Perguntas frequentes sobre o auxílio gás

O auxílio gás ainda é pago em dinheiro em 2026?

Para a maior parte das famílias atendidas, não. A Lei 15.348/2026 manteve a modalidade de pagamento monetário no texto legal, mas a execução se concentrou na gratuidade da recarga do botijão de 13 kg. Quem recebia o vale-gás em dinheiro migrou para o vale eletrônico.

Quem mora sozinho tem direito ao auxílio gás?

Na fase atual, não. O Ministério do Desenvolvimento e Assistência Social informa que a concessão está priorizada para famílias do Bolsa Família com duas ou mais pessoas no mesmo código familiar. As famílias de uma pessoa só ficam de fora por enquanto, e o critério pode mudar conforme o programa se amplia.

Preciso me inscrever para receber o Gás do Povo?

Não existe inscrição no programa. A seleção é automática, feita a partir dos dados do Cadastro Único, então cabe à família manter o cadastro atualizado no CRAS ou no setor responsável do município. Sem CadÚnico em dia, não há como ser selecionado.

O que acontece se eu não usar o vale dentro do prazo?

A família não é excluída do programa. O vale perde a validade e outro é gerado automaticamente no ciclo seguinte, mas a recarga não utilizada não se acumula nem vira dinheiro.

Posso usar o vale para comprar um botijão novo?

Não. O benefício cobre apenas a recarga, ou seja, a troca do botijão vazio pelo cheio. A compra do vasilhame é despesa da família e precisa ser feita uma vez, antes da primeira retirada.

A revenda pode cobrar taxa de entrega?

Pode, porque o vale não cobre entrega em domicílio nem serviços extras. O valor é acertado diretamente com a revenda, e a família pode retirar no local para não pagar nada.

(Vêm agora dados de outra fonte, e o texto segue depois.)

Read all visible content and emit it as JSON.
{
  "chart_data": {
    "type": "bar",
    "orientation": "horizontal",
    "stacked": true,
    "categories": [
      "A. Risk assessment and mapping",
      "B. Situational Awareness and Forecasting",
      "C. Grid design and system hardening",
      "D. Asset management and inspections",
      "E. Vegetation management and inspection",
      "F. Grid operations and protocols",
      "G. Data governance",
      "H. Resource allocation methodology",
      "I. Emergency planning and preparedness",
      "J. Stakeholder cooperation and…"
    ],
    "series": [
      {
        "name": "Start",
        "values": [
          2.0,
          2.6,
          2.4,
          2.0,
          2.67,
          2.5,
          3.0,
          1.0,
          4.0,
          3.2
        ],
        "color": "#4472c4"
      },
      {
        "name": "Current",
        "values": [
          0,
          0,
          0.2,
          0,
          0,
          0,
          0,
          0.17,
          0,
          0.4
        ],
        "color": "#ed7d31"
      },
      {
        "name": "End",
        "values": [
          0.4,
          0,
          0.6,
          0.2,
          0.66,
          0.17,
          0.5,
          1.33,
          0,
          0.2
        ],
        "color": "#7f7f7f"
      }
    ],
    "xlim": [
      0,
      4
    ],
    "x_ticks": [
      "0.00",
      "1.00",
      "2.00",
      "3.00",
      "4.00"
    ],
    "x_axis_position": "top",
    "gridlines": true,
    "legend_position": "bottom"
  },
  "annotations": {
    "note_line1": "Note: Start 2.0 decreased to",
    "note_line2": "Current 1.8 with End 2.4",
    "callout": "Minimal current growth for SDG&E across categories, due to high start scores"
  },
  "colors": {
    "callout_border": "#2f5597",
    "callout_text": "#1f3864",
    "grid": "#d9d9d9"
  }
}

Por onde começar se você quer garantir o botijão gratuito

Se você recebia o vale-gás em dinheiro e o pagamento sumiu, não conclua que perdeu o benefício. Consulte o CPF do responsável familiar no site oficial do programa ou no aplicativo Meu Social, veja se há vale disponível e localize a revenda credenciada mais próxima.

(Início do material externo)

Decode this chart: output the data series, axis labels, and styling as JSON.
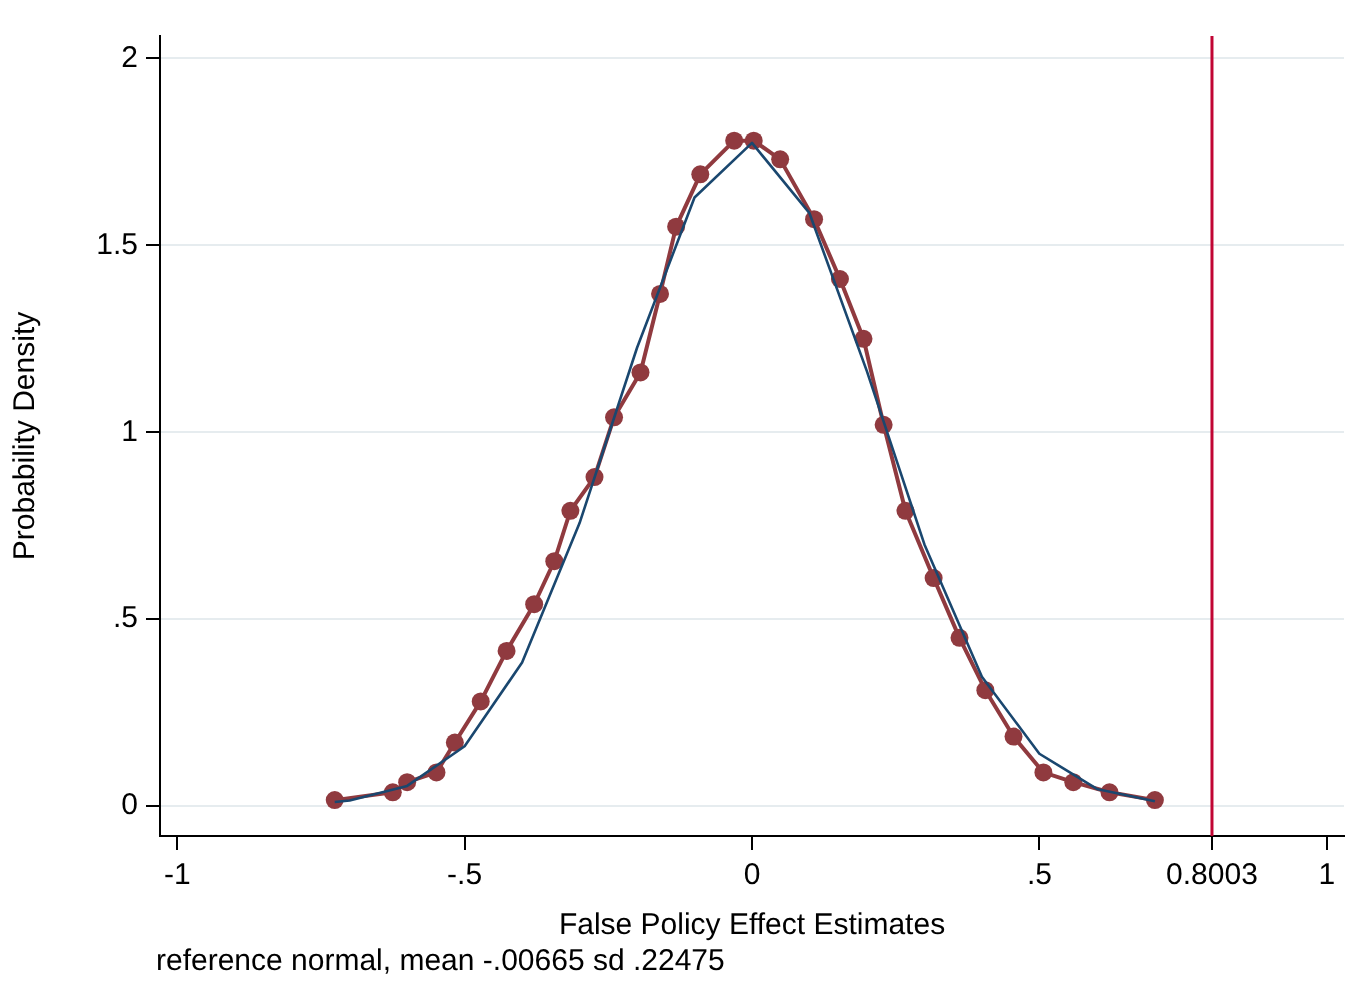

Para a maioria das famílias, o caminho seguro é curto. Mantenha o Cadastro Único atualizado a cada 24 meses e sempre que houver mudança em casa. Deixe o CPF do responsável regular na Receita Federal e retire o botijão no começo de cada ciclo. Quem mora sozinho precisa de paciência, porque a fase atual ainda não alcança esse público.

Se o bloqueio continuar mesmo depois da atualização cadastral, guarde os protocolos e procure a Defensoria Pública da União. Trate o CadÚnico como a chave que abre várias portas, porque é ele que sustenta o auxílio gás, o Bolsa Família e a tarifa social.

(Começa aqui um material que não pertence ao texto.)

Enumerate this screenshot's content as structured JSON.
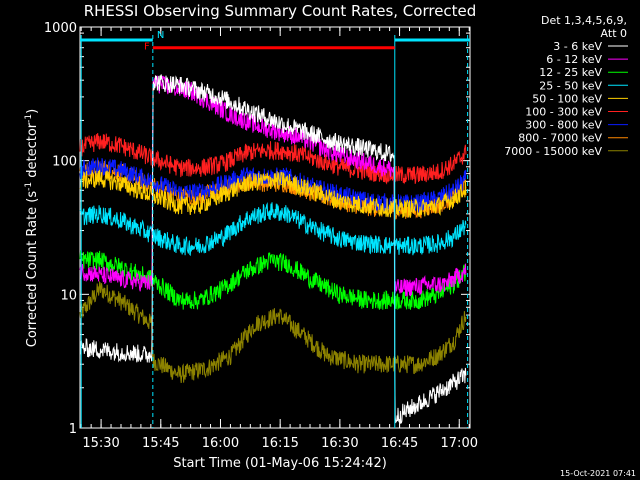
{
  "chart_data": {
    "type": "line",
    "title": "RHESSI Observing Summary Count Rates, Corrected",
    "xlabel": "Start Time (01-May-06 15:24:42)",
    "ylabel": "Corrected Count Rate (s",
    "ylabel_sup1": "-1",
    "ylabel_mid": " detector",
    "ylabel_sup2": "-1",
    "ylabel_end": ")",
    "yscale": "log",
    "ylim": [
      1,
      1000
    ],
    "xlim_minutes": [
      0,
      98
    ],
    "x_ticks": [
      {
        "m": 5.3,
        "label": "15:30"
      },
      {
        "m": 20.3,
        "label": "15:45"
      },
      {
        "m": 35.3,
        "label": "16:00"
      },
      {
        "m": 50.3,
        "label": "16:15"
      },
      {
        "m": 65.3,
        "label": "16:30"
      },
      {
        "m": 80.3,
        "label": "16:45"
      },
      {
        "m": 95.3,
        "label": "17:00"
      }
    ],
    "y_ticks": [
      {
        "v": 1,
        "label": "1"
      },
      {
        "v": 10,
        "label": "10"
      },
      {
        "v": 100,
        "label": "100"
      },
      {
        "v": 1000,
        "label": "1000"
      }
    ],
    "legend_header": [
      "Det 1,3,4,5,6,9,",
      "Att 0"
    ],
    "flags": [
      {
        "label": "F",
        "color": "#ff0000",
        "start": 18.3,
        "end": 79.1,
        "value": 700
      },
      {
        "label": "N",
        "color": "#00e5ff",
        "start": 0,
        "end": 18.3,
        "value": 800
      },
      {
        "label": "",
        "color": "#00e5ff",
        "start": 79.1,
        "end": 98,
        "value": 800
      }
    ],
    "markers": {
      "solid": [
        0.3,
        79.1
      ],
      "dashed": [
        18.3,
        97.4
      ],
      "color": "#00e5ff"
    },
    "series": [
      {
        "name": "3 - 6 keV",
        "color": "#ffffff",
        "points": [
          [
            0,
            4
          ],
          [
            18.1,
            3.5
          ],
          [
            18.3,
            390
          ],
          [
            25,
            370
          ],
          [
            35,
            300
          ],
          [
            45,
            220
          ],
          [
            55,
            170
          ],
          [
            65,
            135
          ],
          [
            79,
            110
          ],
          [
            79.1,
            1.2
          ],
          [
            85,
            1.5
          ],
          [
            92,
            2
          ],
          [
            97,
            2.5
          ]
        ]
      },
      {
        "name": "6 - 12 keV",
        "color": "#ff00ff",
        "points": [
          [
            0,
            15
          ],
          [
            10,
            13
          ],
          [
            18.1,
            12
          ],
          [
            18.3,
            380
          ],
          [
            28,
            330
          ],
          [
            38,
            220
          ],
          [
            45,
            180
          ],
          [
            55,
            150
          ],
          [
            65,
            110
          ],
          [
            79,
            85
          ],
          [
            79.1,
            11
          ],
          [
            85,
            11.5
          ],
          [
            92,
            12
          ],
          [
            97,
            15
          ]
        ]
      },
      {
        "name": "12 - 25 keV",
        "color": "#00ff00",
        "points": [
          [
            0,
            18
          ],
          [
            5,
            18
          ],
          [
            10,
            16
          ],
          [
            18,
            13
          ],
          [
            25,
            9
          ],
          [
            30,
            9
          ],
          [
            36,
            11
          ],
          [
            42,
            15
          ],
          [
            48,
            18
          ],
          [
            52,
            17
          ],
          [
            58,
            13
          ],
          [
            65,
            10
          ],
          [
            72,
            9
          ],
          [
            79,
            9
          ],
          [
            85,
            9
          ],
          [
            90,
            10
          ],
          [
            94,
            12
          ],
          [
            97,
            15
          ]
        ]
      },
      {
        "name": "25 - 50 keV",
        "color": "#00e5ff",
        "points": [
          [
            0,
            38
          ],
          [
            5,
            40
          ],
          [
            10,
            36
          ],
          [
            18,
            28
          ],
          [
            25,
            23
          ],
          [
            30,
            23
          ],
          [
            36,
            27
          ],
          [
            42,
            37
          ],
          [
            48,
            42
          ],
          [
            52,
            40
          ],
          [
            58,
            32
          ],
          [
            65,
            26
          ],
          [
            72,
            24
          ],
          [
            79,
            23
          ],
          [
            85,
            23
          ],
          [
            90,
            24
          ],
          [
            94,
            27
          ],
          [
            97,
            33
          ]
        ]
      },
      {
        "name": "50 - 100 keV",
        "color": "#ffd000",
        "points": [
          [
            0,
            70
          ],
          [
            5,
            74
          ],
          [
            10,
            68
          ],
          [
            18,
            55
          ],
          [
            25,
            46
          ],
          [
            30,
            46
          ],
          [
            36,
            56
          ],
          [
            42,
            68
          ],
          [
            48,
            72
          ],
          [
            52,
            70
          ],
          [
            58,
            60
          ],
          [
            65,
            50
          ],
          [
            72,
            46
          ],
          [
            79,
            44
          ],
          [
            85,
            44
          ],
          [
            90,
            46
          ],
          [
            94,
            52
          ],
          [
            97,
            62
          ]
        ]
      },
      {
        "name": "100 - 300 keV",
        "color": "#ff2020",
        "points": [
          [
            0,
            125
          ],
          [
            5,
            140
          ],
          [
            10,
            130
          ],
          [
            18,
            105
          ],
          [
            25,
            88
          ],
          [
            30,
            88
          ],
          [
            36,
            95
          ],
          [
            42,
            115
          ],
          [
            48,
            120
          ],
          [
            52,
            118
          ],
          [
            58,
            105
          ],
          [
            65,
            90
          ],
          [
            72,
            83
          ],
          [
            79,
            78
          ],
          [
            85,
            78
          ],
          [
            90,
            82
          ],
          [
            94,
            95
          ],
          [
            97,
            115
          ]
        ]
      },
      {
        "name": "300 - 800 keV",
        "color": "#0a1cff",
        "points": [
          [
            0,
            85
          ],
          [
            5,
            92
          ],
          [
            10,
            86
          ],
          [
            18,
            70
          ],
          [
            25,
            58
          ],
          [
            30,
            58
          ],
          [
            36,
            67
          ],
          [
            42,
            78
          ],
          [
            48,
            76
          ],
          [
            52,
            76
          ],
          [
            58,
            64
          ],
          [
            65,
            56
          ],
          [
            72,
            50
          ],
          [
            79,
            48
          ],
          [
            85,
            48
          ],
          [
            90,
            52
          ],
          [
            94,
            60
          ],
          [
            97,
            73
          ]
        ]
      },
      {
        "name": "800 - 7000 keV",
        "color": "#ff8800",
        "points": [
          [
            0,
            80
          ],
          [
            5,
            88
          ],
          [
            10,
            82
          ],
          [
            18,
            66
          ],
          [
            25,
            54
          ],
          [
            30,
            54
          ],
          [
            36,
            62
          ],
          [
            42,
            70
          ],
          [
            48,
            68
          ],
          [
            52,
            68
          ],
          [
            58,
            58
          ],
          [
            65,
            50
          ],
          [
            72,
            45
          ],
          [
            79,
            43
          ],
          [
            85,
            43
          ],
          [
            90,
            47
          ],
          [
            94,
            54
          ],
          [
            97,
            65
          ]
        ]
      },
      {
        "name": "7000 - 15000 keV",
        "color": "#8c8200",
        "points": [
          [
            0,
            7
          ],
          [
            5,
            11
          ],
          [
            10,
            9
          ],
          [
            18,
            6
          ],
          [
            18.3,
            3.2
          ],
          [
            25,
            2.5
          ],
          [
            32,
            2.8
          ],
          [
            38,
            3.5
          ],
          [
            44,
            6
          ],
          [
            50,
            7
          ],
          [
            56,
            5
          ],
          [
            62,
            3.5
          ],
          [
            70,
            3
          ],
          [
            79,
            3
          ],
          [
            85,
            3
          ],
          [
            90,
            3.5
          ],
          [
            94,
            4.5
          ],
          [
            97,
            7
          ]
        ]
      }
    ]
  },
  "footer_date": "15-Oct-2021 07:41"
}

Este texto tem finalidade informativa e educacional, não constitui consultoria jurídica nem cria relação de advogado e cliente. As regras do Auxílio Gás do Povo mudam com atos do governo federal e com o orçamento de cada ano. Diante de bloqueio ou negativa do benefício, a situação concreta da sua família deve ser analisada por advogado habilitado ou pela Defensoria Pública.